Penggunaan kamera, TV, komputer, dan perangkat pintar secara terus-menerus memengaruhi pikiran dan perilaku kita hingga pada tingkat yang mungkin tidak kita sadari

9 Cara Budaya Menonton Mengubah Kita Menonton dan diawasi tidak lagi terbatas pada bagaimana bayi baru lahir menjalin ikatan dengan ibu mereka atau koki magang belajar dari ahli sushi. Menonton kini mengubah cara kita mengidentifikasi diri kita sendiri dan cara orang lain memahami kita. "Selfie" bukanlah anomali; itu adalah refleksi pribadi dari adopsi besar-besaran budaya menonton yang baru. Kita menonton begitu banyak orang—dan begitu banyak orang yang menonton kita di begitu banyak tempat dan cara yang berbeda—sehingga menonton dan diawasi secara mendasar mengubah cara kita berpikir dan berperilaku.

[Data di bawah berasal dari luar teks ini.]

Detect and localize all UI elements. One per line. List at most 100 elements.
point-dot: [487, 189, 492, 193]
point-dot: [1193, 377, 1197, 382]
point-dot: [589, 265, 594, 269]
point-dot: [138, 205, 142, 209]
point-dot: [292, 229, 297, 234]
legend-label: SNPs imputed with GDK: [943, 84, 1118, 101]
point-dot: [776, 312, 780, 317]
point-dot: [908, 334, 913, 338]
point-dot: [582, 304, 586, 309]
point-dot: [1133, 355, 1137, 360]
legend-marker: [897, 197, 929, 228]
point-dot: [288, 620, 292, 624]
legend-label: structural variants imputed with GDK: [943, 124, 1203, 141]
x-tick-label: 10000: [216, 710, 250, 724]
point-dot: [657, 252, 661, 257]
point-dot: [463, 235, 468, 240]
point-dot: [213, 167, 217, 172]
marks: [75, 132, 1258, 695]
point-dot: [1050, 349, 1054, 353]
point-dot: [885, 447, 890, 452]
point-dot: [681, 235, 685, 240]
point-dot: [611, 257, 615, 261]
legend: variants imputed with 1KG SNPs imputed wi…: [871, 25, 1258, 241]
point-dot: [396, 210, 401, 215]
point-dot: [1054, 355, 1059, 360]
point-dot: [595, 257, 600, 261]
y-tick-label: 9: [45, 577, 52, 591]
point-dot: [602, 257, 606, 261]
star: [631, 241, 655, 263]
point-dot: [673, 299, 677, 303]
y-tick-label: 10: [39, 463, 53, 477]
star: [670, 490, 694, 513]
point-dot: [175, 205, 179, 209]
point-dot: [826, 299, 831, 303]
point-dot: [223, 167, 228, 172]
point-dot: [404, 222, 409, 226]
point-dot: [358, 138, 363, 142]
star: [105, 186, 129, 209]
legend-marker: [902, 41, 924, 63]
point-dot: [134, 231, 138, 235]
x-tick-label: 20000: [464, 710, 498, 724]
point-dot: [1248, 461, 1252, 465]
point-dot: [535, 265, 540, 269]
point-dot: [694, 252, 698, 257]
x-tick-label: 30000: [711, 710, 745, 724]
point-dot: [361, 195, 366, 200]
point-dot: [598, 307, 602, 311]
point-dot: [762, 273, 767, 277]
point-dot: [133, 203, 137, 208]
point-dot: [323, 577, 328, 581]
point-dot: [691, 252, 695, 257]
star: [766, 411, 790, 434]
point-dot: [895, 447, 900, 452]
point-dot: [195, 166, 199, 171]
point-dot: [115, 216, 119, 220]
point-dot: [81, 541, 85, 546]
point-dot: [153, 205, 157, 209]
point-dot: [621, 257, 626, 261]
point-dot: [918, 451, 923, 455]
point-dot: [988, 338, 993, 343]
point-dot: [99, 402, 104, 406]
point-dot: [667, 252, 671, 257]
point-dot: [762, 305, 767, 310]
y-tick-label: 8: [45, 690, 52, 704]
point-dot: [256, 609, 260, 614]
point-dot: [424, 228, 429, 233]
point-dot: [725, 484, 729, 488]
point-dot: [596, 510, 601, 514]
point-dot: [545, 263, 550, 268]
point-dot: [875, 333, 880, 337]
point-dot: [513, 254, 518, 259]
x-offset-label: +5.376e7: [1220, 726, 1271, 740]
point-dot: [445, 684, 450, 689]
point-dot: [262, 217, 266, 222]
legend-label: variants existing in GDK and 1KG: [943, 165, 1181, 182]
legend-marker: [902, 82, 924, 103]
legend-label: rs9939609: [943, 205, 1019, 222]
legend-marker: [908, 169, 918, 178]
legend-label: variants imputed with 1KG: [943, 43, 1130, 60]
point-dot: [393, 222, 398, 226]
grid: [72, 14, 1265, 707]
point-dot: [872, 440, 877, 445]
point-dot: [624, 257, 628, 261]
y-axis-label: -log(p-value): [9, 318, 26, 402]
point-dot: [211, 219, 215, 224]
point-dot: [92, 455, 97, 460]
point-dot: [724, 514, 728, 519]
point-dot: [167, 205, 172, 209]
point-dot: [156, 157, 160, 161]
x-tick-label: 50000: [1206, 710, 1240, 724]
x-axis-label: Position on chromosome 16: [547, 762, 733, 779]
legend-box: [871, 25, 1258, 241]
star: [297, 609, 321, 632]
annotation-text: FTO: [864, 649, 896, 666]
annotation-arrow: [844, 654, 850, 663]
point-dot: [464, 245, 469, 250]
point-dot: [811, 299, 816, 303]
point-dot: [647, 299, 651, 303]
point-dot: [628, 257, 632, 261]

Meskipun 50% jaringan saraf kita secara langsung atau tidak langsung terkait dengan penglihatan, teknologi pengiriman gambar (kamera, TV, komputer, perangkat pintar) baru hadir dalam 100 tahun terakhir. Berikut ini adalah daftar beberapa cara semua tontonan ini mengubah kita.

1. Semakin banyak kita menonton, semakin kita percaya bahwa menonton itu perlu—dan semakin kita menemukan alasan untuk menonton.

Saat ini, rata-rata orang akan menghabiskan sembilan tahun hidupnya melakukan sesuatu yang bukan merupakan kegiatan manusia yang penting: menonton orang lain, sering kali orang yang tidak mereka kenal. Tentu saja, yang saya maksud adalah menonton TV.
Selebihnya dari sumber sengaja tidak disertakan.